Son père à la tête d’un commerce, est resté là-bas pour faire vivre sa famille. Sa mère, elle, comme beaucoup de ses compatriotes, pense revenir au Liban dans trois mois puis dans six  et puis dans un an… Et ce seront finalement cinq années d’exil avec à la clé, une inquiétude permanente du lendemain et, la peur de voir disparaître les proches qui sont restés là-bas. ou ailleurs comme dans le monde, comme la sœur de sa mère qui habite les Etats-Unis et à qui elle téléphone régulièrement.  Seul moyen d’information, le Journal sur la 2 de Christine Ockrent qui s’invite ici son micro devant elle posé sur une petite table, dans l’appartement,. comme à la télé mais pour de vrai comme disent  les enfants et  non sur un écran qui est bien là mais sans images. Et comme dans une machine à remonter le temps, on la retrouve avec son habituel: «Madame, Monsieur bonsoir.» trente-quatre ans plus tard.  La mère prépare un repas avec des oignons et des épices qui parfument la salle et la journaliste présente les nouvelles, les bonnes comme les mauvaises mais reçoit les reproches de la mère,  parce qu’elle ne parle pas assez de la guerre au Liban. Une fabuleuse idée de mise en scène… Et Christine Ockrent est visiblement aussi à l’aise sur cette grande scène, que sur un plateau de télévision.

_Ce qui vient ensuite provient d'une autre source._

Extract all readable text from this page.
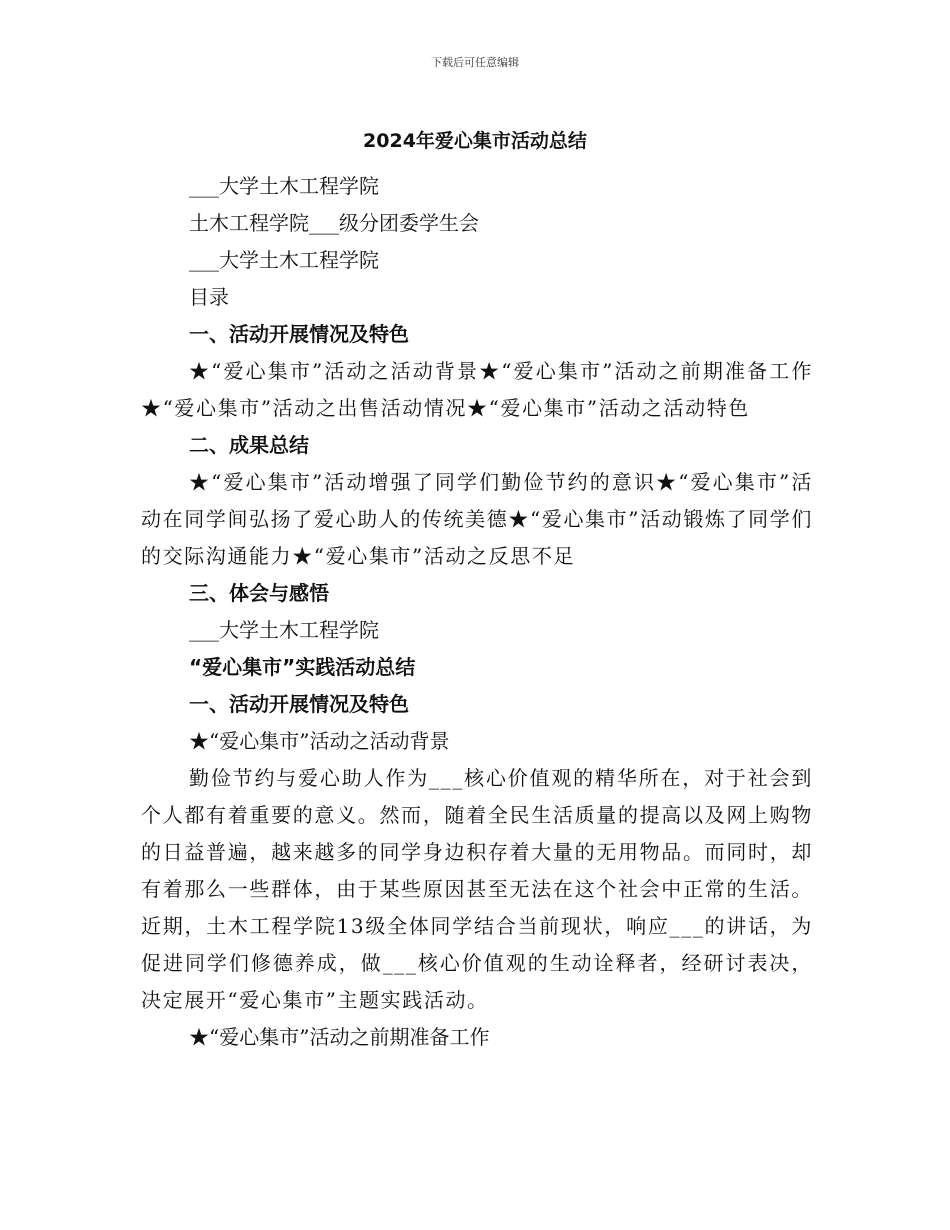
下载后可任意编辑
2024年爱心集市活动总结

___大学土木工程学院

土木工程学院___级分团委学生会

___大学土木工程学院

目录

一、活动开展情况及特色

★“爱心集市”活动之活动背景★“爱心集市”活动之前期准备工作★“爱心集市”活动之出售活动情况★“爱心集市”活动之活动特色

二、成果总结

★“爱心集市”活动增强了同学们勤俭节约的意识★“爱心集市”活动在同学间弘扬了爱心助人的传统美德★“爱心集市”活动锻炼了同学们的交际沟通能力★“爱心集市”活动之反思不足

三、体会与感悟

___大学土木工程学院

“爱心集市”实践活动总结

一、活动开展情况及特色

★“爱心集市”活动之活动背景

勤俭节约与爱心助人作为___核心价值观的精华所在，对于社会到个人都有着重要的意义。然而，随着全民生活质量的提高以及网上购物的日益普遍，越来越多的同学身边积存着大量的无用物品。而同时，却有着那么一些群体，由于某些原因甚至无法在这个社会中正常的生活。近期，土木工程学院13级全体同学结合当前现状，响应___的讲话，为促进同学们修德养成，做___核心价值观的生动诠释者，经研讨表决，决定展开“爱心集市”主题实践活动。

★“爱心集市”活动之前期准备工作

Le petit garçon qu’était Wajdi Mouawad voit sa mère téléphoner en larmes à son père réfugié dans une cave chez des voisins mais le réseau est en mauvais état et cela coupe souvent. Tous les beaux immeubles 1900 de ce quartier ne sont plus que ruines comme on le voit en vidéo- pour une fois réellement utile et efficace- sur le mur du fond. Et, catastrophe, le magasin du père finira par être pillé. La famille partira ensuite pour le Québec où sa mère mourra deux ans plus tard puis son père. Wajdi Mouawad y passera toute sa jeunesse avant de revenir en France où il a créé une quarantaine de spectacles.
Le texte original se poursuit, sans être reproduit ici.